Né dans la foulée du protocole de Kyoto en 1997, le marché du carbone permet à des entreprises polluantes de se dédouaner face à l’environnement en payant pour chaque tonne de GES qui excède les limites établies. La compagnie, elle, peut continuer à polluer, pourvu que cet argent serve à financer des mesures compensatoires telle la reforestation, ou encore, dans ce qui est convenu d’appeler une vieille marotte québécoise, l’électrification des transports.
Le plan déposé par le gouvernement Legault cette semaine prévoit que plus de la moitié de la cible de réduction prévue d’ici 2030 — 15 sur un total de 29 tonnes de GES — doit « potentiellement » se faire par l’intermédiaire du marché du carbone avec la Californie. « Potentiellement » est un mot ici à souligner à gros traits. Car la réussite d’une telle entreprise repose d’abord sur la capacité des entreprises californiennes à maintenir leurs émissions sous la limite permise et à cumuler des crédits. Celles-ci pourront ensuite vendre leurs efforts — chaque tonne de GES « réduite » vaut actuellement 22 $ — aux entreprises québécoises qui, elles, appliquent ces crédits à leur propre bilan environnemental.

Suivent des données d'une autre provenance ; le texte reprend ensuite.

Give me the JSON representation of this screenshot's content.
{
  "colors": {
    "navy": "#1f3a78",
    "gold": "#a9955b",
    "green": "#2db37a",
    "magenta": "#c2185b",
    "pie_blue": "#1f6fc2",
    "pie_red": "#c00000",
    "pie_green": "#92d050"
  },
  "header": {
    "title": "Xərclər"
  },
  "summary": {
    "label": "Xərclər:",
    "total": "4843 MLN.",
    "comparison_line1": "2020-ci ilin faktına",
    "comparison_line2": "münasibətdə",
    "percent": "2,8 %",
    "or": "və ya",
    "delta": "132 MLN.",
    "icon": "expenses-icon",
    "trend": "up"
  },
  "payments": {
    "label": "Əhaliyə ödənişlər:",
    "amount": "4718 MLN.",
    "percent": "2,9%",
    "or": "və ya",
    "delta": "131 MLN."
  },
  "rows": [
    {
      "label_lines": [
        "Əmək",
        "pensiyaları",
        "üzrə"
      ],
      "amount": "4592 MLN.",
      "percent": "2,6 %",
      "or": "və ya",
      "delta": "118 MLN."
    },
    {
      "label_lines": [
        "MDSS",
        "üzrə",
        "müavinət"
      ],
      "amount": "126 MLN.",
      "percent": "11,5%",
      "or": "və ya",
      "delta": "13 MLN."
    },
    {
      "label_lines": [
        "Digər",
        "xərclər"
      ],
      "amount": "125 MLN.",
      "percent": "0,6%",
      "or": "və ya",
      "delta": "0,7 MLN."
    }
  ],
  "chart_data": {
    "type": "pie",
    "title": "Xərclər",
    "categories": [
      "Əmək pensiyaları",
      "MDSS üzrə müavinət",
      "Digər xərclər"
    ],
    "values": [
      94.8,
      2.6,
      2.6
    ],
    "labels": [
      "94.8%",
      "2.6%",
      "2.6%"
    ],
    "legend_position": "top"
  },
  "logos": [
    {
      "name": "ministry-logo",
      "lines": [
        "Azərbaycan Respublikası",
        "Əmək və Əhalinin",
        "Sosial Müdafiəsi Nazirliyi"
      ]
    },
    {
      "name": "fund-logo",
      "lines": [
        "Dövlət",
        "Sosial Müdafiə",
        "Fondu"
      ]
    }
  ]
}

Sans oublier la bénédiction fédérale qui doit couronner une telle manœuvre.
Notons l’immense tour de passe-passe. Sur papier, le Québec fait un énorme bond en avant pour ce qui est de la lutte contre les changements climatiques. Mais, dans les faits, c’est la Californie qui réduit les gaz toxiques, la Californie qui fait de l’argent et la Californie qui investira cet argent dans des énergies vertes. Contrairement aux indulgences où, en principe, il faut poser un geste réellement réparateur, il est possible ici de transférer cette obligation à quelqu’un d’autre pour ne pas soi-même brûler en enfer. Il s’agit d’y mettre l’argent nécessaire. Money talks.
En plus de mettre l’accent sur une immense partie de poker mondial, essentiellement ingérable, le marché du carbone ouvre la porte à la tricherie éhontée. En Russie et en Ukraine, par exemple, certaines usines se sont mises à gonfler artificiellement la production de gaz pour ensuite baisser au taux habituel, gagnant ainsi des crédits qu’elles revendaient aussitôt. La belle affaire. Sans tomber si bas, une enquête du média indépendant Propublica (2019), spécialisé dans les abus de pouvoir, démontre qu’aucun des crédits carbone investis par les entreprises californiennes depuis 20 ans n’a donné les résultats escomptés. « Ultimement, les pollueurs conservent le droit de polluer sans que la forêt [en Amazonie ou ailleurs] s’en porte mieux », dit le rapport.
En privilégiant les mesures symboliques, le plan vert, loin de nous permettre d’échapper au purgatoire, malheureusement nous y confine.